Yishai: Günter Grass not welcome in Israel

Interior minster prohibits Nobel literature laureate German author from entering Israel over poem, says he should publish in Iran.

Eli Yishai 311 (photo credit: Marc Israel Sellem)
Eli Yishai 311
(photo credit: Marc Israel Sellem)
Germany’s most famous living writer, the Nobel literature laureate Günter Grass, is not welcome in Israel, Interior Minister Eli Yishai said on Sunday, after a controversial poem Grass wrote stated that Israel's "atomic power endangers" world peace.
"Grass's poems are an attempt to fan the flames of hatred against the State of Israel and its people," Yishai said, who said the poem highlights Grass's well-known history as a member of the Waffen-SS.

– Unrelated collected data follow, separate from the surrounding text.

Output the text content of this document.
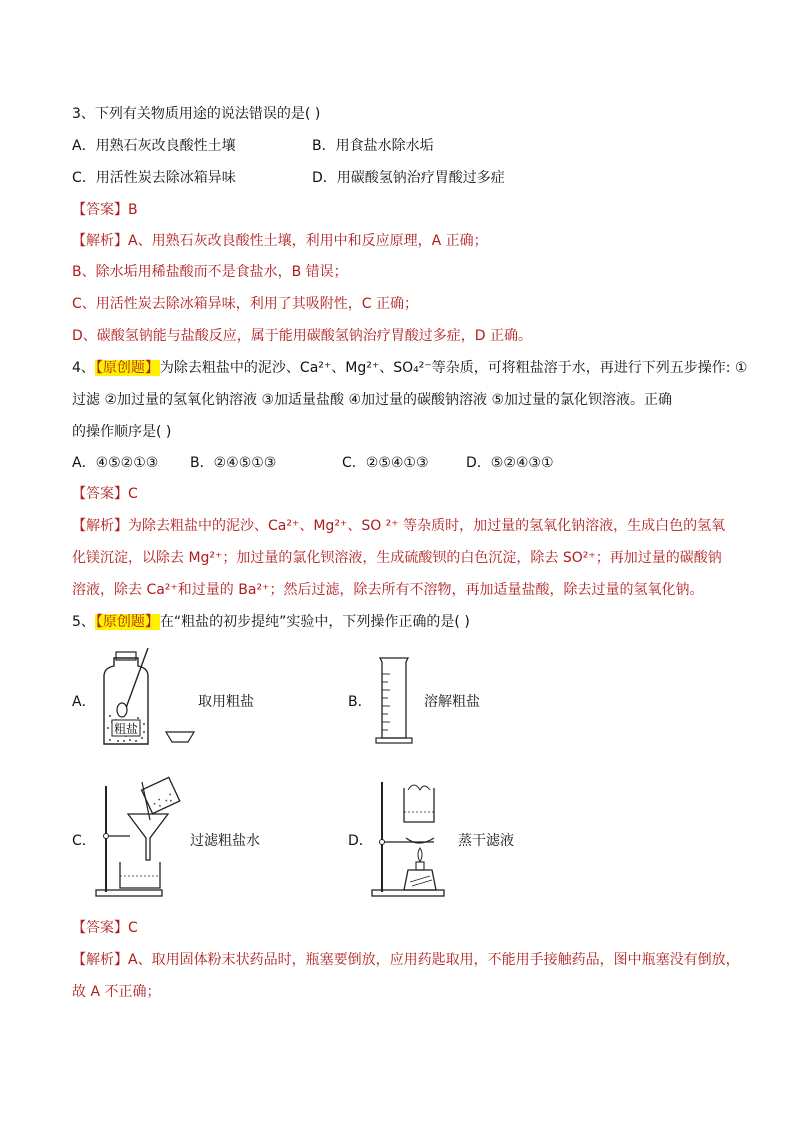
3、下列有关物质用途的说法错误的是( )
A．用熟石灰改良酸性土壤	B．用食盐水除水垢
C．用活性炭去除冰箱异味	D．用碳酸氢钠治疗胃酸过多症
【答案】B
【解析】A、用熟石灰改良酸性土壤，利用中和反应原理，A 正确；
B、除水垢用稀盐酸而不是食盐水，B 错误；
C、用活性炭去除冰箱异味，利用了其吸附性，C 正确；
D、碳酸氢钠能与盐酸反应，属于能用碳酸氢钠治疗胃酸过多症，D 正确。
4、【原创题】为除去粗盐中的泥沙、Ca²⁺、Mg²⁺、SO₄²⁻等杂质，可将粗盐溶于水，再进行下列五步操作: ①
过滤 ②加过量的氢氧化钠溶液 ③加适量盐酸 ④加过量的碳酸钠溶液 ⑤加过量的氯化钡溶液。正确
的操作顺序是( )
A．④⑤②①③ B．②④⑤①③	C．②⑤④①③	D．⑤②④③①
【答案】C
【解析】为除去粗盐中的泥沙、Ca²⁺、Mg²⁺、SO ²⁺ 等杂质时，加过量的氢氧化钠溶液，生成白色的氢氧
化镁沉淀，以除去 Mg²⁺；加过量的氯化钡溶液，生成硫酸钡的白色沉淀，除去 SO²⁺；再加过量的碳酸钠
溶液，除去 Ca²⁺和过量的 Ba²⁺；然后过滤，除去所有不溶物，再加适量盐酸，除去过量的氢氧化钠。
5、【原创题】在“粗盐的初步提纯”实验中，下列操作正确的是( )
A．
粗盐
取用粗盐	B．	溶解粗盐
C．	过滤粗盐水	D．	蒸干滤液
【答案】C
【解析】A、取用固体粉末状药品时，瓶塞要倒放，应用药匙取用，不能用手接触药品，图中瓶塞没有倒放，
故 A 不正确；
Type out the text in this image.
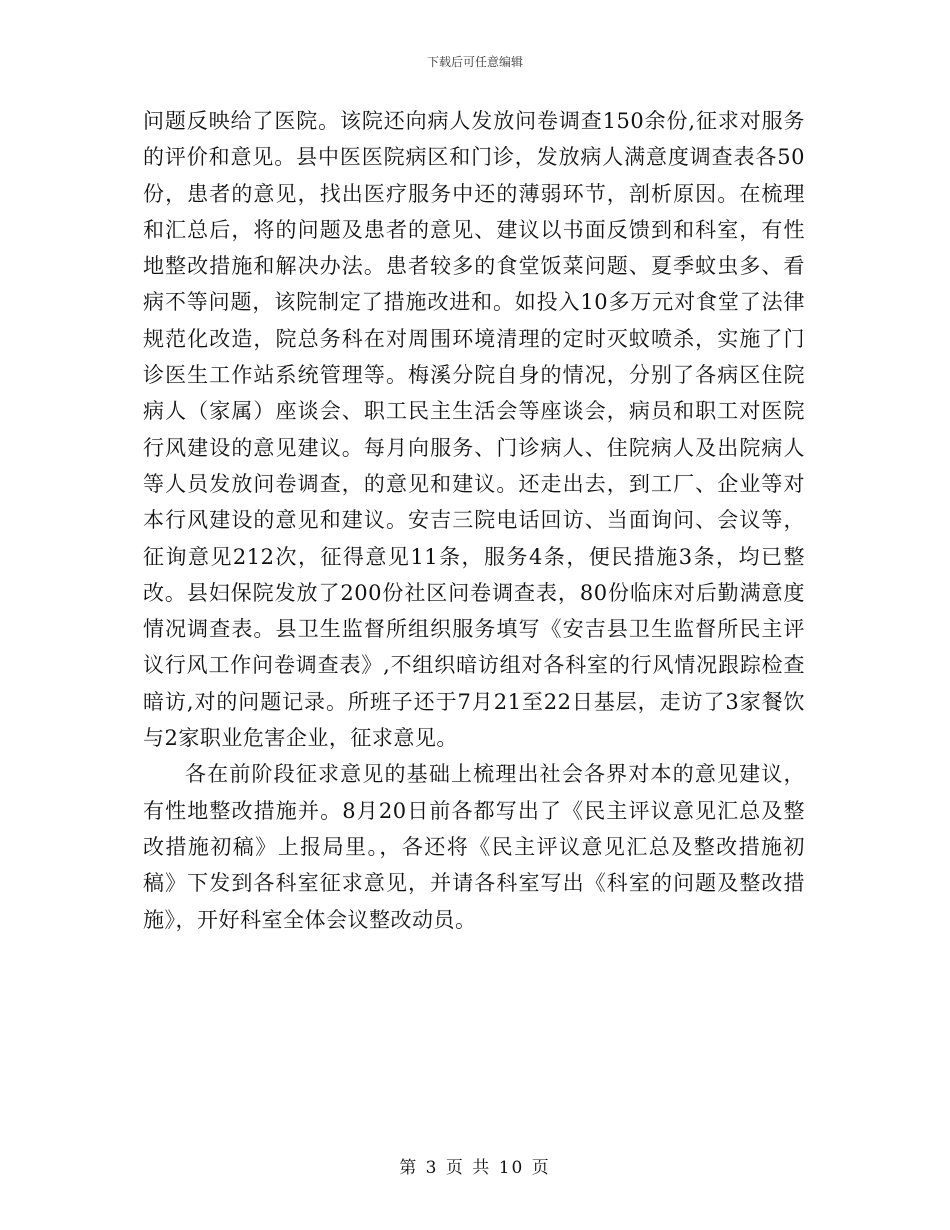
下载后可任意编辑

问题反映给了医院。该院还向病人发放问卷调查150余份,征求对服务的评价和意见。县中医医院病区和门诊，发放病人满意度调查表各50份，患者的意见，找出医疗服务中还的薄弱环节，剖析原因。在梳理和汇总后，将的问题及患者的意见、建议以书面反馈到和科室，有性地整改措施和解决办法。患者较多的食堂饭菜问题、夏季蚊虫多、看病不等问题，该院制定了措施改进和。如投入10多万元对食堂了法律规范化改造，院总务科在对周围环境清理的定时灭蚊喷杀，实施了门诊医生工作站系统管理等。梅溪分院自身的情况，分别了各病区住院病人（家属）座谈会、职工民主生活会等座谈会，病员和职工对医院行风建设的意见建议。每月向服务、门诊病人、住院病人及出院病人等人员发放问卷调查，的意见和建议。还走出去，到工厂、企业等对本行风建设的意见和建议。安吉三院电话回访、当面询问、会议等，征询意见212次，征得意见11条，服务4条，便民措施3条，均已整改。县妇保院发放了200份社区问卷调查表，80份临床对后勤满意度情况调查表。县卫生监督所组织服务填写《安吉县卫生监督所民主评议行风工作问卷调查表》,不组织暗访组对各科室的行风情况跟踪检查暗访,对的问题记录。所班子还于7月21至22日基层，走访了3家餐饮与2家职业危害企业，征求意见。

各在前阶段征求意见的基础上梳理出社会各界对本的意见建议，有性地整改措施并。8月20日前各都写出了《民主评议意见汇总及整改措施初稿》上报局里。，各还将《民主评议意见汇总及整改措施初稿》下发到各科室征求意见，并请各科室写出《科室的问题及整改措施》，开好科室全体会议整改动员。

第 3 页 共 10 页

"If Günter Grass wants to continue to spread his distorted and false works I suggest he do it in Iran, where a receptive audience awaits him" Yishai stated, declaring the German author a "persona non grata" and prohibiting him front entering the country. 
Foreign Minister Avigdor Liberman also weighed on the issue, explaining to the visiting Italian prime minister that Grass's writing shows how Western intellectuals use anti-Semitism to attain greater notoriety and sell more books.
"We expect the leaders in Europe to move decisively against such expressions by influential opinion makers, and not to allow them to continue to enjoy mainstream respectability," Channel 10 news quoted the foreign minister as saying during his meeting with Italian Prime Minister Mario Monti, who was on his first state visit since he was elected last year.
The foreign minister noted the danger of how a small anti-Semitic comment can quickly mushroom into a larger phenomenon. As was reported in The Jerusalem Post last week, Grass has responded to his detractors, saying he stands by what he wrote but thought he needed to clarify that his criticism is of the government of Prime Minister Binyamin Netanyahu, and not Israel as a state.
Grass told Süddeutsche Zeitung Netanyahu is "the man who damages Israel the most."
Grass poem, entitled "What Must Be Said," created a storm following its publication in the Munich-based Süddeutsche Zeitung last Wednesday. In it, the author states that Israel seeks Iran's destruction, and questions Germany's sale of a submarine "equipped to transport nuclear warheads" to Israel, which is widely believed to be the Middle East's sole nuclear power.
Israel maintains a policy of ambiguity surrounding its nuclear program, and is not a member of the Nuclear Non-Proliferation treaty.